When you initially discover forex trading charts, you’ll see candlesticks as the default setting on various timeframes. Candlesticks are classed as the gold standard of price display when you trade markets.
When you trade FX, you need a method to illustrate what price is doing, has done and where it might be headed, and it would be best to have a visual explanation of why a security’s price has moved in specific ways.
However, some novice traders struggle to decipher the language of candlestick trading. It can take months or several years to become competent at cracking the candlestick-trading code and applying the interpretation to your decision making.
Using candlesticks to identify price action
When you attempt to interpret the various candlestick patterns, you’re looking to identify what we refer to as “price action”. Trading price action isn’t the mysterious art many novice retail traders think it is. In its most basic form, it’s simple to implement.
You begin by observing easy to spot single candles on some of the higher time frames (TFs), such as 1hr, 4hr and the daily TF. These could be Dojis, spinning-tops, abandoned babies, morning/evening stars, hammers, hanging men etc. Then you move on to looking for and interpreting the various patterns that clusters of candlesticks make; three green soldiers, bearish and bullish engulfing, sandwiches, dark cloud cover, piercing lines etc.
Many mentors and experienced traders have reached a trading level whereby they only use candlestick patterns and the price action which develops to make their trading decisions. They’ll trade off vanilla charts with no moving averages and no other technical indicators. This skill level can take years to reach, but you have alternatives, and candlesticks aren’t the only visual method to identify price action.

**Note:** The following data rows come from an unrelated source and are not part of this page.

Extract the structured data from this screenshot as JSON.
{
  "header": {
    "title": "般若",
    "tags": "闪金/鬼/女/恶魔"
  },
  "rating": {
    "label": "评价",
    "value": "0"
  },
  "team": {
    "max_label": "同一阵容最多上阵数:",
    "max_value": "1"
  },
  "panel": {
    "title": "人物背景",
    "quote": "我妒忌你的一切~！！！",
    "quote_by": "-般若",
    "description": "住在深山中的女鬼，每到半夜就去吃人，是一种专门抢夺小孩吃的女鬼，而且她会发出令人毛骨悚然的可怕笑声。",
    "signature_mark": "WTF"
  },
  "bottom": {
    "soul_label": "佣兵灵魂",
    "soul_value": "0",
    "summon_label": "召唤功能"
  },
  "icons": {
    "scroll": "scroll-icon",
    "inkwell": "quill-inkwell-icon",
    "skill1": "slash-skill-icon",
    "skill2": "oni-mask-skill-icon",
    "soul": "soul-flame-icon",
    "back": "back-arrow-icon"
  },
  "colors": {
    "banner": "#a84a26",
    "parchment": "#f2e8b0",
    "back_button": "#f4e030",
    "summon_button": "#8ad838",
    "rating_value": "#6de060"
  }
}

Candlesticks are not the only visual representation of price
There are other methods available to illustrate price-action that can provide just as much feedback as candlesticks. You could use a simple line on your chart to show price, and you could use other representations such as Renko blocks. Some traders find these straightforward forms of displaying price easier to interpret than candlesticks.
You could also choose Heikin Ashi (HA) bars which many intermediate-level traders turn to as it provides an excellent springboard to begin developing your price-action skills.
Why Heikin Ashi can be the ideal choice for novice and intermediate level traders
In specific and limited ways, HA bars are like standard candlesticks. You look for closed bars, tails/shadows, Dojis etc. and clusters to indicate change or the continuation of the current momentum. HA also provides the perfect introduction to standard candlesticks, because you become proficient at translating the information in a similar way to interpreting candlestick movements.
The basics of Heikin Ashi and the Heikin Ashi Formula
Standard candlestick charts comprise a series of open-high-low-close (OHLC) candles. Heikin Ashi means “average bar” in Japanese, and the Heikin Ashi technique uses a modified formula of close-open-high-low (COHL).
You can master the basics of HA use quickly, and you’ll soon discover more clarity when trying to identify price-action. HA bars are more definitive and take on a more objective appearance. In contrast, standard candlesticks can be more subjective and open to alternative interpretations.
You’ll also note that you’re able to make more joined-up decisions when you engage in multi-timeframe analysis using HA. If you look for instructions from the 1hr, 4hr and daily charts, you’ll see clear links that aren’t always visible when you use standard candlesticks.
Putting Heikin Ashi to use
Five main signals help you to identify trends and trading opportunities with HA.
- Hollow or green candles without lower shadows can indicate strong uptrends
- Hollow or green candles can indicate uptrends, you could consider adding to long positions while exiting short positions.
- Candles with small bodies engulfed by upper and lower shadows might be indicative of a trend change. Traders might consider going long or short, while others might wait for further confirmation.
- Filled or red candles indicate a downtrend, you might want to add to your short position and exit any long positions.
- Filled or red candles without higher shadows can identify strong downtrends, and traders often stay short until there’s an identifiable change in trend.